Consider the scenario of a bombing incident with large numbers of casualties. Patients may self-refer or be transported by official jurisdictional assets to multiple treatment locations. This occurred after the Pentagon attack on 9/11, as patients were transported to hospitals around the region and others self-referred to hospitals and at least two clinics (one of which was in the Pentagon). Having individual HCOs effectively integrated with other tiers will facilitate:

  • Patient tracking: location of individual patients within a community's medical system.
  • Tracking the status of healthcare assets to determine:
    • HCOs that received large numbers of casualties that require outside support and diversion of additional patients
    • Individual assets that may be available to assist other HCOs
    • HCOs that can accept additional patients.
  • Notification of response actions that could affect an individual asset's operations, such as street closures that limit a facility's ability to get personnel to work.

The two major functional areas that facilitate cooperation among HCOs and integration of individual HCOs with non-medical responders at the jurisdiction (Tier 3) level are the Command element and Planning Section.

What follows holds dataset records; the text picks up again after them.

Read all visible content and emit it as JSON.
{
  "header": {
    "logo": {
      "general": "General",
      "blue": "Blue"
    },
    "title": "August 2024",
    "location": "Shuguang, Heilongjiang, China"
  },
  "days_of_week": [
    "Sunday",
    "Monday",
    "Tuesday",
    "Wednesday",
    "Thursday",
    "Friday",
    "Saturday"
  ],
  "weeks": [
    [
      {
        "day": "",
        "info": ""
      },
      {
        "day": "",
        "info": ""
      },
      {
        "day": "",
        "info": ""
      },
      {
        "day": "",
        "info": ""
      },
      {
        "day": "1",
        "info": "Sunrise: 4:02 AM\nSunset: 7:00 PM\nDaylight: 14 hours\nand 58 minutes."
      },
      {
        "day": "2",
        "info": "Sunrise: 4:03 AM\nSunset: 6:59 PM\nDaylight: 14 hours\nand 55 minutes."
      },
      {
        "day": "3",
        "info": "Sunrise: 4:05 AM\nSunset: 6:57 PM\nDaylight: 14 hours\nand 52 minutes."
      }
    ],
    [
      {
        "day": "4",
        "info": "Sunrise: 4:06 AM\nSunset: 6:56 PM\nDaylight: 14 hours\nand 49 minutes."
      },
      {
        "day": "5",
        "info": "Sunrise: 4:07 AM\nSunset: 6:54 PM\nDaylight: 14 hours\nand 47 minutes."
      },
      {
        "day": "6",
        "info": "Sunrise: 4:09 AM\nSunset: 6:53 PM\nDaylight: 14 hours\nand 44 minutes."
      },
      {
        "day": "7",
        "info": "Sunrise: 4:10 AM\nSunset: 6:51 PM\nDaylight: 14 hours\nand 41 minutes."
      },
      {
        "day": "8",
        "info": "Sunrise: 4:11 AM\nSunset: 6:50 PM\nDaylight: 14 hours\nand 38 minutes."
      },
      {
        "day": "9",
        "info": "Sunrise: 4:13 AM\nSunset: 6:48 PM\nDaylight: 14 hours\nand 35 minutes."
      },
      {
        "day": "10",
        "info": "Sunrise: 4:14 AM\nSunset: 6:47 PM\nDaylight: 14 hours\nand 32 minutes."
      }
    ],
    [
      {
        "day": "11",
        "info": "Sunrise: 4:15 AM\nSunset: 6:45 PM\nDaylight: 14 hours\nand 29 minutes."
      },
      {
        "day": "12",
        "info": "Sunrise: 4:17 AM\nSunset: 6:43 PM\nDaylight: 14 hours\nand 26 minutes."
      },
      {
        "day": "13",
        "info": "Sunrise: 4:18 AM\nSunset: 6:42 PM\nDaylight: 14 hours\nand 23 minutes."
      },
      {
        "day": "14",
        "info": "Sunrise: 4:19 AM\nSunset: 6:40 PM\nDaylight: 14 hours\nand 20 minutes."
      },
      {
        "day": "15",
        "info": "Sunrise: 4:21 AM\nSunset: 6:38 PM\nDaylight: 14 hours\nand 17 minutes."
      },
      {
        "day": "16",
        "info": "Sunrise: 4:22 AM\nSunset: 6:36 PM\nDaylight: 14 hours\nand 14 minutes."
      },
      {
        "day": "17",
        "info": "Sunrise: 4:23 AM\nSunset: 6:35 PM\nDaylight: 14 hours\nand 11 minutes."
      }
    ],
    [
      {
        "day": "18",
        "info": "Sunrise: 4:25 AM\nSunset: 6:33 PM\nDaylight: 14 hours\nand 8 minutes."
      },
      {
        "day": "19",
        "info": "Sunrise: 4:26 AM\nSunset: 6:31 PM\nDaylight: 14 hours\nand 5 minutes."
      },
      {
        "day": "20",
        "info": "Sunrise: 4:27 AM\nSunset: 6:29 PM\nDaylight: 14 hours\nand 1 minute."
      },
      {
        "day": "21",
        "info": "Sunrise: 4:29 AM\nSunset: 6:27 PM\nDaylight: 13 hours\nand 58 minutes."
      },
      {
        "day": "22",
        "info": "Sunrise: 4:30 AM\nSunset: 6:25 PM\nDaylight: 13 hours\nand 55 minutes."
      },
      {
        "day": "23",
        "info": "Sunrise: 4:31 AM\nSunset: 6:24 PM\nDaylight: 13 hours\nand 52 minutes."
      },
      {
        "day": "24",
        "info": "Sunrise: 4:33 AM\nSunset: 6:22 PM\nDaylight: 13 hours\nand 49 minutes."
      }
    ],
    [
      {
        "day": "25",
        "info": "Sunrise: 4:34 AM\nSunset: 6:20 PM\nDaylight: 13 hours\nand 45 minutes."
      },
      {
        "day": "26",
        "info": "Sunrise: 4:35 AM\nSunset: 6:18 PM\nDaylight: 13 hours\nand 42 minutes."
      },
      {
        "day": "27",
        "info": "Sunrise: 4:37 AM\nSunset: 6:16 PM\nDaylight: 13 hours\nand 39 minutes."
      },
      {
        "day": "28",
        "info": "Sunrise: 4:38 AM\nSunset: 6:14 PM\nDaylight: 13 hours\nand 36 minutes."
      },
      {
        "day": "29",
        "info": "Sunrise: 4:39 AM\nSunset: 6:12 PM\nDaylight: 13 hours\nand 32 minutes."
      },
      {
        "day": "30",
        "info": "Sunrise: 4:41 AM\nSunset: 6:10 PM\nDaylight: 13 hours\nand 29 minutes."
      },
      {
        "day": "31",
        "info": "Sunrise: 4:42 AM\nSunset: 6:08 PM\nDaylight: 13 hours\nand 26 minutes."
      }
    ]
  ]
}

33. EMS is not usually included in this category and is not a facility per se. In a major emergency or disaster, however, EMS may provide definitive medical care in the field and should be integrated into Tier 1. 
34. In contrast, the traditional Incident Command System (ICS) model assumes that incident management is no longer responsible for patients once EMS transports patients to HCOs.
35. In this document, an HCO is any hospital, integrated healthcare system, private physician office, clinic, nursing home or other skilled nursing facility, or other resource that may provide point-of-service medical care.
36. Many other descriptions exist for individual HCO management, including the Hospital Incident Command System (HICS), State of California, Emergency Medical Services Authority, and Emergency Management Principles and Practices for Healthcare Systems, The Institute for Crisis, Disaster, and Risk Management (ICDRM) at the George Washington University; for the Veterans Health Administration (VHA)/U.S. Department of Veterans Affairs (VA), Washington, D.C., June 2006.
37. For a detailed discussion of the HVA for healthcare systems, see Emergency Management Principles and Practices for Healthcare Systems: Unit 1, Lessons 1.3.3 and 1.3.2.
38. J. A. Barbera and A. G. Macintyre. Jane's Mass Casualty Handbook: Hospital. Surrey, UK: Jane's Information Group, Ltd., 2003.
39. "Control objectives" is the NIMS term for overall incident response goals and are not limited to any single operational period (thus distinguishing them from operational period objectives).
40. U.S. Department of Homeland Security, National Response Plan, August 2004
41. Emergency Management Principles and Practices for Healthcare Systems: Unit 1.
42. A more detailed description of incident action plans, including an example of a hospital IAP, is provided in Appendix C.